Published in Sep 2017

How Women Were at the Helm of the Black Panther Party - Fighting Two Wars

As Clayborne Carson, an African American professor of history at Stanford University said in the 2015 "The Black Panthers: Vanguard of the Revolution" documentary, "one of the ironies in the Black Panther movement is the image of a Black male in a ripper jacket and a gun, but the reality is that a majority of the rank and file by the end of 1960s were women."

Although women were assuming these far-reaching positions, at the core of it, unlike men, women in the Black liberation movement were fighting two battles. One that entailed a common shared goal of achieving political and economic equality of African-Americans and armed self-defense against police and state violence. Another was constantly challenging the patriarchal status quo that women navigated both within and outside of the organization.

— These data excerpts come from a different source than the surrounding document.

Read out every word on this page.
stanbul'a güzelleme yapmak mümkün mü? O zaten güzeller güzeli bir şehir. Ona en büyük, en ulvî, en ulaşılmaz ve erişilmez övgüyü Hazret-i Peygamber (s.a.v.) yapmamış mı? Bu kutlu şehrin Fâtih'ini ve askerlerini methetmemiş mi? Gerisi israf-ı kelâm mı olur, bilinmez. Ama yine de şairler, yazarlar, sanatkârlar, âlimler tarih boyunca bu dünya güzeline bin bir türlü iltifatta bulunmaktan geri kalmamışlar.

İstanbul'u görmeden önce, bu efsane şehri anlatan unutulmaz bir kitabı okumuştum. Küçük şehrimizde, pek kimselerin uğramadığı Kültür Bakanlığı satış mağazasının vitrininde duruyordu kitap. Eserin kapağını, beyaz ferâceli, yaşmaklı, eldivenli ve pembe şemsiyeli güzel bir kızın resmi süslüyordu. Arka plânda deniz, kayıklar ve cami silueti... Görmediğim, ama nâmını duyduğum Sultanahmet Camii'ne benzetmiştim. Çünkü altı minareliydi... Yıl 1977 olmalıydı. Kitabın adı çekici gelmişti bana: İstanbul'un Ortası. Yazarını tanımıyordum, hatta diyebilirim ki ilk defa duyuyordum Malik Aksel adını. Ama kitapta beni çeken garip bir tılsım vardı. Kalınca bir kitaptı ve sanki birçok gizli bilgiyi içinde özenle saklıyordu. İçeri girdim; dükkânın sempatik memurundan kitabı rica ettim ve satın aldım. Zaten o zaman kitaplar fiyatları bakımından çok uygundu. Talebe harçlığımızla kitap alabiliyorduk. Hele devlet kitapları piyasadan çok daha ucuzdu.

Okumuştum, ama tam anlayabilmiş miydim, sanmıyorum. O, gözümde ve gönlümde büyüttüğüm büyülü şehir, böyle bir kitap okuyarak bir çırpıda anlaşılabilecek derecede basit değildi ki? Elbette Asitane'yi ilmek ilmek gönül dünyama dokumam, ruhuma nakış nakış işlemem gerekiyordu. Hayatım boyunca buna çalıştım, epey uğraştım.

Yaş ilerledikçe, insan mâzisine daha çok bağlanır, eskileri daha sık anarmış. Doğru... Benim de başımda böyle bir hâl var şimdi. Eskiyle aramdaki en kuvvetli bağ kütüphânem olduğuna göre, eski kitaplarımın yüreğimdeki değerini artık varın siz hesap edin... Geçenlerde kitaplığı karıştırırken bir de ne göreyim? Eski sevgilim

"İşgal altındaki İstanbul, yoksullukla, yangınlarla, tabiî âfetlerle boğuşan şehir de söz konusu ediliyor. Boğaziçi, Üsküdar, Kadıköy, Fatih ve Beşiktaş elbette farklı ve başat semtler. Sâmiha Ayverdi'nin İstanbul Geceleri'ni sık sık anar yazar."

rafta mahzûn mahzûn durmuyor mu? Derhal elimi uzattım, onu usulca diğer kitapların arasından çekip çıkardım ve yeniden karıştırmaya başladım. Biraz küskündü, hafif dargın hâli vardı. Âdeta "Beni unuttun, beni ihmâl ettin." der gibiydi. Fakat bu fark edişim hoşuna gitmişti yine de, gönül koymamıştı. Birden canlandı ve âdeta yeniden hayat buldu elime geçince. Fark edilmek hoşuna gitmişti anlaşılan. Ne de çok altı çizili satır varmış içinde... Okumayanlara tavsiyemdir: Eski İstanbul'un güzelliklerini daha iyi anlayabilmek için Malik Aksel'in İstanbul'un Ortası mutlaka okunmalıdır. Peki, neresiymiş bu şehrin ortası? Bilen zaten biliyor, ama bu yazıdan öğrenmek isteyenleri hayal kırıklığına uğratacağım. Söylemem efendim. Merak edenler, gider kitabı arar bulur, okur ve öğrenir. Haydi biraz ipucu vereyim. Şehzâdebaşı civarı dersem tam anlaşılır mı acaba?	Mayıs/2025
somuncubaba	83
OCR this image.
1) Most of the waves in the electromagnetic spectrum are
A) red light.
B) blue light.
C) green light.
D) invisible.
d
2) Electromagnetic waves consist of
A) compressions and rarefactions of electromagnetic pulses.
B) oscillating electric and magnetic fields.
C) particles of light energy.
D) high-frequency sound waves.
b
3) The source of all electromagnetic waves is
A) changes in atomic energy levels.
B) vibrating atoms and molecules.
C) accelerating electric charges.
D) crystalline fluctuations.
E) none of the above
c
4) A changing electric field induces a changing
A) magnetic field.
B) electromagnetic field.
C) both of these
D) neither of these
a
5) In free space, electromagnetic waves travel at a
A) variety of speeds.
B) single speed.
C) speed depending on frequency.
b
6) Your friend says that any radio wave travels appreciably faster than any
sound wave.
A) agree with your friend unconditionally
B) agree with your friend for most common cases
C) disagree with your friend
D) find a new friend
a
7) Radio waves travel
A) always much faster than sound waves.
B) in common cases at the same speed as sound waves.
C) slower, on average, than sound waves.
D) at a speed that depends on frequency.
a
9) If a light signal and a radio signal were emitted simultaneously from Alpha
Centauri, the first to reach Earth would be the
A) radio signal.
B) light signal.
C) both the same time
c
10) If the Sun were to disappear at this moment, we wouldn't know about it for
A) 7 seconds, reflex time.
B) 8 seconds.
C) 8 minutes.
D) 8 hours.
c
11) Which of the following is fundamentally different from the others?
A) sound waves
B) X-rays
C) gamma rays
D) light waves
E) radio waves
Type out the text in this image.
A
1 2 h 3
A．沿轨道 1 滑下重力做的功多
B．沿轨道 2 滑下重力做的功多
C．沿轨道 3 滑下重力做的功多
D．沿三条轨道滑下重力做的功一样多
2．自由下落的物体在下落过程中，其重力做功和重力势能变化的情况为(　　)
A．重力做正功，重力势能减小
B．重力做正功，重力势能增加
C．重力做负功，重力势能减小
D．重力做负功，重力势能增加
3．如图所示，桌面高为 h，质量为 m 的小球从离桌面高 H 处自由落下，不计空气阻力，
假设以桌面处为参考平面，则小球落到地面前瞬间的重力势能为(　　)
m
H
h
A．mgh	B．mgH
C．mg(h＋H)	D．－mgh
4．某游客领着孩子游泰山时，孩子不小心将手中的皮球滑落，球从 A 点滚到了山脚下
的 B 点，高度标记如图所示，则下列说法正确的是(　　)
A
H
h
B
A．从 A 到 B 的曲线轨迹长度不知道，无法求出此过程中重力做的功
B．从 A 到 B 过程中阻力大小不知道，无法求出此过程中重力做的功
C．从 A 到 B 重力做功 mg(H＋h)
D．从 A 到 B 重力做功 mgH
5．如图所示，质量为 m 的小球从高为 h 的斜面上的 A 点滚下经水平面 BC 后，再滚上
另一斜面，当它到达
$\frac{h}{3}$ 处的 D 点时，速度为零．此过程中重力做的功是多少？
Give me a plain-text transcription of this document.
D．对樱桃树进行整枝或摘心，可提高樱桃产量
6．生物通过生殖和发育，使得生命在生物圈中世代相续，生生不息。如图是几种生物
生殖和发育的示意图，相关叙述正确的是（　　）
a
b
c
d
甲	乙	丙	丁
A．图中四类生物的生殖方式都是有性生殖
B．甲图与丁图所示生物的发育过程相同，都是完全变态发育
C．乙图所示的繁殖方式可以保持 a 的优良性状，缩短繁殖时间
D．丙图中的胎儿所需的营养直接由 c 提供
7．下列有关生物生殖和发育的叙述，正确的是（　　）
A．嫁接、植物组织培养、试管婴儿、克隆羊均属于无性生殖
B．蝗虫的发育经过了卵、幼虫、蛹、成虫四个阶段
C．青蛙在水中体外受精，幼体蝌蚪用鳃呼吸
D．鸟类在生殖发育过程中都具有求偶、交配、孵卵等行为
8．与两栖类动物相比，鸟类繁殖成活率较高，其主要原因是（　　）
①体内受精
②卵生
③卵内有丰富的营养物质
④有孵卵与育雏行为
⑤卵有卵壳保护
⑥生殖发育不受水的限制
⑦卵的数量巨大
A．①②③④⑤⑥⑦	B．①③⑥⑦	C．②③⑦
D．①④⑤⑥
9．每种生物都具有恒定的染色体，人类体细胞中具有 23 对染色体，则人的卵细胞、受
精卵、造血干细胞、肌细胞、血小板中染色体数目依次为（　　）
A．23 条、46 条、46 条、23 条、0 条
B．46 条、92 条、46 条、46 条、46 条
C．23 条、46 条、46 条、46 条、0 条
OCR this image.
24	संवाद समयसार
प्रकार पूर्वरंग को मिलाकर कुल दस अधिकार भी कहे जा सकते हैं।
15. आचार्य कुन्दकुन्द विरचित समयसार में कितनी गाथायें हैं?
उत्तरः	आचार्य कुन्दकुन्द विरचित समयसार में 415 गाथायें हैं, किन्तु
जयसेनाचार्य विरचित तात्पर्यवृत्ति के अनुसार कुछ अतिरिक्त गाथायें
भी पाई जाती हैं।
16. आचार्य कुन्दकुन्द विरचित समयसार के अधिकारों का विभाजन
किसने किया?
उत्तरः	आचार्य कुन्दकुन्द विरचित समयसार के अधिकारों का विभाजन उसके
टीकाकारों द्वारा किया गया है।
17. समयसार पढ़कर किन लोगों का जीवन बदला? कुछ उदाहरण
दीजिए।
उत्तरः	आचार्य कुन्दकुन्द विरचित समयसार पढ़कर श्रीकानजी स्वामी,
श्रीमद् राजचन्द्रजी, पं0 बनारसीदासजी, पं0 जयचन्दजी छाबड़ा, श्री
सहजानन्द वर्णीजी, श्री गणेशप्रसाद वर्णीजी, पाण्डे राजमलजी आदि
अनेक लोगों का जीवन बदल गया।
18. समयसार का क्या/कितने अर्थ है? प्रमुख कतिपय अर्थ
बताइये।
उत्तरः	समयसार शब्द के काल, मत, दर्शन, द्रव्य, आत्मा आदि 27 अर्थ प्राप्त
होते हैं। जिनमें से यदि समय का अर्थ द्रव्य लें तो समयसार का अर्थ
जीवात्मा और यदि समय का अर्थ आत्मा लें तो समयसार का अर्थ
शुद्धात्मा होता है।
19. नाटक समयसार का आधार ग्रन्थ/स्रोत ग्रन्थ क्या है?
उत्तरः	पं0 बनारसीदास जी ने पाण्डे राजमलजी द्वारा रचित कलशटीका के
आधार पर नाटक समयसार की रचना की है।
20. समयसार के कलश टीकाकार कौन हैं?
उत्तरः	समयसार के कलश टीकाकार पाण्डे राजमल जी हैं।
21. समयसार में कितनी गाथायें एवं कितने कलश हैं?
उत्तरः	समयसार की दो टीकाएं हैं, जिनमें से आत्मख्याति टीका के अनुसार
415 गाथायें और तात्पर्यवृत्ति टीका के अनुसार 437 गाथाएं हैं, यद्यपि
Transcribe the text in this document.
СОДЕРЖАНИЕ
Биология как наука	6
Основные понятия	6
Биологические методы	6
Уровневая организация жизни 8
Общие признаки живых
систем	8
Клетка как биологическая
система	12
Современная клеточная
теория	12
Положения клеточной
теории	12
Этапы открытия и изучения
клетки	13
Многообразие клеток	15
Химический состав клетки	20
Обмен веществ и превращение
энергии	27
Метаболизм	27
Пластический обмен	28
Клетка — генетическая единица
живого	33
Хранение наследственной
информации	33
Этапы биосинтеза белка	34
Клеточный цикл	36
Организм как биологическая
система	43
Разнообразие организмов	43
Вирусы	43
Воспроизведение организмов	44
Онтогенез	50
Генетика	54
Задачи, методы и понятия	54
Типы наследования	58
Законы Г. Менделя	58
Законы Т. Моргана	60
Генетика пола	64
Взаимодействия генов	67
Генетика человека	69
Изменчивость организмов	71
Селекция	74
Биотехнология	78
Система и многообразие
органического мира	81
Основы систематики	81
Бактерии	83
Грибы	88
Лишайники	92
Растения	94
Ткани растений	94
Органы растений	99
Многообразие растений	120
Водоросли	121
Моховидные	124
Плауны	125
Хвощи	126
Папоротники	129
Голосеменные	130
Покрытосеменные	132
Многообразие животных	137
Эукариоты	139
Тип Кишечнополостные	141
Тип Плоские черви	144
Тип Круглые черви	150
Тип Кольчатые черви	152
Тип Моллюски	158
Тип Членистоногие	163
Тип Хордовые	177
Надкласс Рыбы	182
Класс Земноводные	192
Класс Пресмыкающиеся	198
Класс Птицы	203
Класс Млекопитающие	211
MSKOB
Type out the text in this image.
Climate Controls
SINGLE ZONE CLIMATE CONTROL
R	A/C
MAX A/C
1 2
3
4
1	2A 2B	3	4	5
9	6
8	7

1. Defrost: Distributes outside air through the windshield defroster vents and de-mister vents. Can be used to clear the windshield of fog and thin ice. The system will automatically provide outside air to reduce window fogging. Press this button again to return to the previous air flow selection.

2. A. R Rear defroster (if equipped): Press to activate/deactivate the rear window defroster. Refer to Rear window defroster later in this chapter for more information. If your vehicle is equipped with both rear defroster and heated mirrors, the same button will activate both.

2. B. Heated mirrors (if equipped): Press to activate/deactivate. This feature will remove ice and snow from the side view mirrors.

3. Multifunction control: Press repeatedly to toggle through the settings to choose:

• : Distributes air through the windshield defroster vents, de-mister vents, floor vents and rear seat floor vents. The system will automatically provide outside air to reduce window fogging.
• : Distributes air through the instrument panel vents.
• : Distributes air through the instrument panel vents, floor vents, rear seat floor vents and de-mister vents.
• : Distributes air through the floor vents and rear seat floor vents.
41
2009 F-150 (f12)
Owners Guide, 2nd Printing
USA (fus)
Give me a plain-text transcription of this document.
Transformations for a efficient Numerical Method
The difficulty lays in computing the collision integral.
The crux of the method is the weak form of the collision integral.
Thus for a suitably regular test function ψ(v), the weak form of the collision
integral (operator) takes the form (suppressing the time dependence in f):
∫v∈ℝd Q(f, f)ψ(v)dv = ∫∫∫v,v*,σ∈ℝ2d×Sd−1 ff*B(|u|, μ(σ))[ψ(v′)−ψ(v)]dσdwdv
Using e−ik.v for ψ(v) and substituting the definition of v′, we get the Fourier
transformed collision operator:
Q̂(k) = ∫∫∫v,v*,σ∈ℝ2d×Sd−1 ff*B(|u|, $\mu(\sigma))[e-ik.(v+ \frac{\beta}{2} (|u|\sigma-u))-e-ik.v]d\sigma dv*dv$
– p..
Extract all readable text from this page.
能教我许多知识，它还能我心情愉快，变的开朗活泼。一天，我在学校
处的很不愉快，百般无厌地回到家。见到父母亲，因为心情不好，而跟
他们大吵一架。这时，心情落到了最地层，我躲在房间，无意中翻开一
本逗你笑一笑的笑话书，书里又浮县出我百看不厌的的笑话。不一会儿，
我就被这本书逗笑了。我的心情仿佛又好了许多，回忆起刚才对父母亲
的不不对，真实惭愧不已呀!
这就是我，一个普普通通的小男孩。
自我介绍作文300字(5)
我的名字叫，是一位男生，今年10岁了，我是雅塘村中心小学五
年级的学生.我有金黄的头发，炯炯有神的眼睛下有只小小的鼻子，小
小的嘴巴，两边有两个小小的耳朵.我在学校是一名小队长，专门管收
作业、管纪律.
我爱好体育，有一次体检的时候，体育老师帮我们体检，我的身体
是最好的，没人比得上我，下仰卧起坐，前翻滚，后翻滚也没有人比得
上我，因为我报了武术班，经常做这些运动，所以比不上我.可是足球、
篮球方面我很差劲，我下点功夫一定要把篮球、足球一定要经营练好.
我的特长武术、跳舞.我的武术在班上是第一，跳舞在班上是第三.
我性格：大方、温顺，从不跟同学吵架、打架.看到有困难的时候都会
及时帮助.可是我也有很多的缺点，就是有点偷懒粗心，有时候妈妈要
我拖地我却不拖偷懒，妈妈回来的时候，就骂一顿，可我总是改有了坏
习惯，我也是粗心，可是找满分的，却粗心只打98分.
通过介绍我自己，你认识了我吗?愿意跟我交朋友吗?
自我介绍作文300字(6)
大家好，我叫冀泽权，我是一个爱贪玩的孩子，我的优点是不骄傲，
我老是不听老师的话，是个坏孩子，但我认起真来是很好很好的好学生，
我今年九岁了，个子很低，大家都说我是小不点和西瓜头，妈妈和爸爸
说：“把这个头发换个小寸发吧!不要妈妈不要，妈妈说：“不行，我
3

But even though men in the group were portrayed as the vanguard, women in the party were at the helm of most activities. By the early 1970s, women formed nearly two-thirds of the Black Panther Party. They not only served important leadership roles alongside the men, such as state and national secretaries, chair positions and editors, but they were also serving essential roles, such as feeding children, ensuring that they remained in schools and strategizing to protect the neighborhood.

"Women have been organizers of protest movements for a very long time, we could trace that back to the period of the antebellum era. We have always been there front and center, we are at the forefront of these movements, so we are these movements," Phillips concluded.